This past Friday, Gabriolans watched as the Zim Kingston made its way past Gabriola Island, on its way to Nanaimo Harbour and the jurisdiction of the Nanaimo Port Authority.
The M/V Zim Kingston made headlines earlier this year, first when it lost 109 containers overboard while in transit to Canada.
And then again when it caught fire near Victoria, BC.
The ship has now been brought into Nanaimo Harbour for the offloading of damaged containers from the ship by the Nanaimo Port Authority as part of their normal port operations.
Once a berth is available at the Duke Point facility, any remaining damaged containers on board will be removed.
Once those containers have been removed, the Zim Kingston will be taken into the Port of Vancouver for removal of all the undamaged containers it has on board.
The number of containers found beached remains at four. There continues to be no sign of the other 105 containers, which are now believed to have sunk.
The Canadian Coast Guard says it will continue to work with the ship’s owner to investigate possible next steps and assess the feasibility of trying to locate the 105 missing containers.
The identified beaches in northern Vancouver Island where debris had been reported are now considered to be clean. Jurassic Point is in the process of being cleared. In total, approximately 27,360 kilograms of debris has been removed from these beaches to date.
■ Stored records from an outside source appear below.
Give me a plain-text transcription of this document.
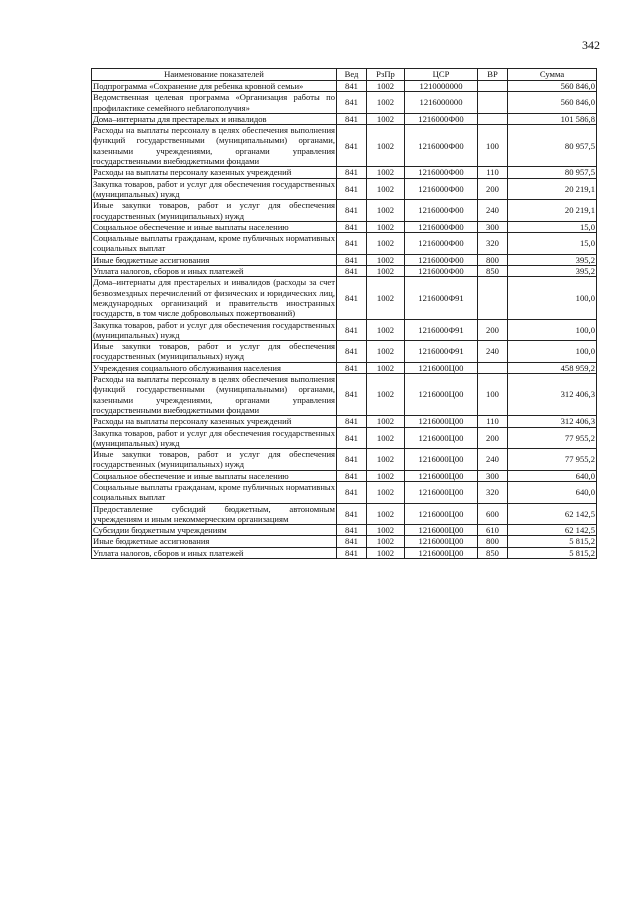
342
Наименование показателей	Вед	РзПр	ЦСР	ВР	Сумма
Подпрограмма «Сохранение для ребенка кровной семьи»	841	1002	1210000000		560 846,0
Ведомственная целевая программа «Организация работы по профилактике семейного неблагополучия»	841	1002	1216000000		560 846,0
Дома–интернаты для престарелых и инвалидов	841	1002	1216000Ф00		101 586,8
Расходы на выплаты персоналу в целях обеспечения выполнения функций государственными (муниципальными) органами, казенными учреждениями, органами управления государственными внебюджетными фондами	841	1002	1216000Ф00	100	80 957,5
Расходы на выплаты персоналу казенных учреждений	841	1002	1216000Ф00	110	80 957,5
Закупка товаров, работ и услуг для обеспечения государственных (муниципальных) нужд	841	1002	1216000Ф00	200	20 219,1
Иные закупки товаров, работ и услуг для обеспечения государственных (муниципальных) нужд	841	1002	1216000Ф00	240	20 219,1
Социальное обеспечение и иные выплаты населению	841	1002	1216000Ф00	300	15,0
Социальные выплаты гражданам, кроме публичных нормативных социальных выплат	841	1002	1216000Ф00	320	15,0
Иные бюджетные ассигнования	841	1002	1216000Ф00	800	395,2
Уплата налогов, сборов и иных платежей	841	1002	1216000Ф00	850	395,2
Дома–интернаты для престарелых и инвалидов (расходы за счет безвозмездных перечислений от физических и юридических лиц, международных организаций и правительств иностранных государств, в том числе добровольных пожертвований)	841	1002	1216000Ф91		100,0
Закупка товаров, работ и услуг для обеспечения государственных (муниципальных) нужд	841	1002	1216000Ф91	200	100,0
Иные закупки товаров, работ и услуг для обеспечения государственных (муниципальных) нужд	841	1002	1216000Ф91	240	100,0
Учреждения социального обслуживания населения	841	1002	1216000Ц00		458 959,2
Расходы на выплаты персоналу в целях обеспечения выполнения функций государственными (муниципальными) органами, казенными учреждениями, органами управления государственными внебюджетными фондами	841	1002	1216000Ц00	100	312 406,3
Расходы на выплаты персоналу казенных учреждений	841	1002	1216000Ц00	110	312 406,3
Закупка товаров, работ и услуг для обеспечения государственных (муниципальных) нужд	841	1002	1216000Ц00	200	77 955,2
Иные закупки товаров, работ и услуг для обеспечения государственных (муниципальных) нужд	841	1002	1216000Ц00	240	77 955,2
Социальное обеспечение и иные выплаты населению	841	1002	1216000Ц00	300	640,0
Социальные выплаты гражданам, кроме публичных нормативных социальных выплат	841	1002	1216000Ц00	320	640,0
Предоставление субсидий бюджетным, автономным учреждениям и иным некоммерческим организациям	841	1002	1216000Ц00	600	62 142,5
Субсидии бюджетным учреждениям	841	1002	1216000Ц00	610	62 142,5
Иные бюджетные ассигнования	841	1002	1216000Ц00	800	5 815,2
Уплата налогов, сборов и иных платежей	841	1002	1216000Ц00	850	5 815,2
This weight estimate does not include the five waste bins still in the field or debris at Jurassic Point.
The ship owner will continue to check the known accumulation sites for debris every few months and remove debris likely to be from the Zim Kingston.
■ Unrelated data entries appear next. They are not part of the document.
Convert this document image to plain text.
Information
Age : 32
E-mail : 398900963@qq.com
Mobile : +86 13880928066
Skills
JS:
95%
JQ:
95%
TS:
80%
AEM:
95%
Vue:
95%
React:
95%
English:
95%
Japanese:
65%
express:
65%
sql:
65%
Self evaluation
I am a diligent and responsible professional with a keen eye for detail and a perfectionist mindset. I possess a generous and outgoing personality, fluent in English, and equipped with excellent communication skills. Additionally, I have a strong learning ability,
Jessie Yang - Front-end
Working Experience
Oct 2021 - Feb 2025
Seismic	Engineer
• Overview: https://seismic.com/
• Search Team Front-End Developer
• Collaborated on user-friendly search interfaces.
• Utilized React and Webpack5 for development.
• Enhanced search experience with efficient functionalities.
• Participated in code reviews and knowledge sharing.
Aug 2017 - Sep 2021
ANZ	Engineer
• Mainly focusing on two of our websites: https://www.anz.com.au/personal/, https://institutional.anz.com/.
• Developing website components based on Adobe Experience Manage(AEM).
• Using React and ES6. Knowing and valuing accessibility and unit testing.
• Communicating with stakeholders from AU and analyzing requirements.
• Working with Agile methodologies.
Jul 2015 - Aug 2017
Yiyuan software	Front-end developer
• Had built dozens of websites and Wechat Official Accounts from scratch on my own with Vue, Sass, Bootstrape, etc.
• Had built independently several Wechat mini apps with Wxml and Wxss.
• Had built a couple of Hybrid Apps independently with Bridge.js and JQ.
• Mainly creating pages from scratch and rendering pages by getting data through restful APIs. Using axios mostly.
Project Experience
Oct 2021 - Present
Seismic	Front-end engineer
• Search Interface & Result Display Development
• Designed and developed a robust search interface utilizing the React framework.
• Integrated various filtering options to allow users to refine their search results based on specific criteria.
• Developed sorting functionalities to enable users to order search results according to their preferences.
The Canadian Coast Guard will also monitor for debris when conducting overflights in the West Coast Vancouver Island area.
If members of the public do encounter sightings of marine debris that they believe is from the Zim Kingston, they are asked to report it to the Canadian Coast Guard by calling 1-800-889-8852.
The Canadian Coast Guard will then coordinate follow up assessment with the ship owner.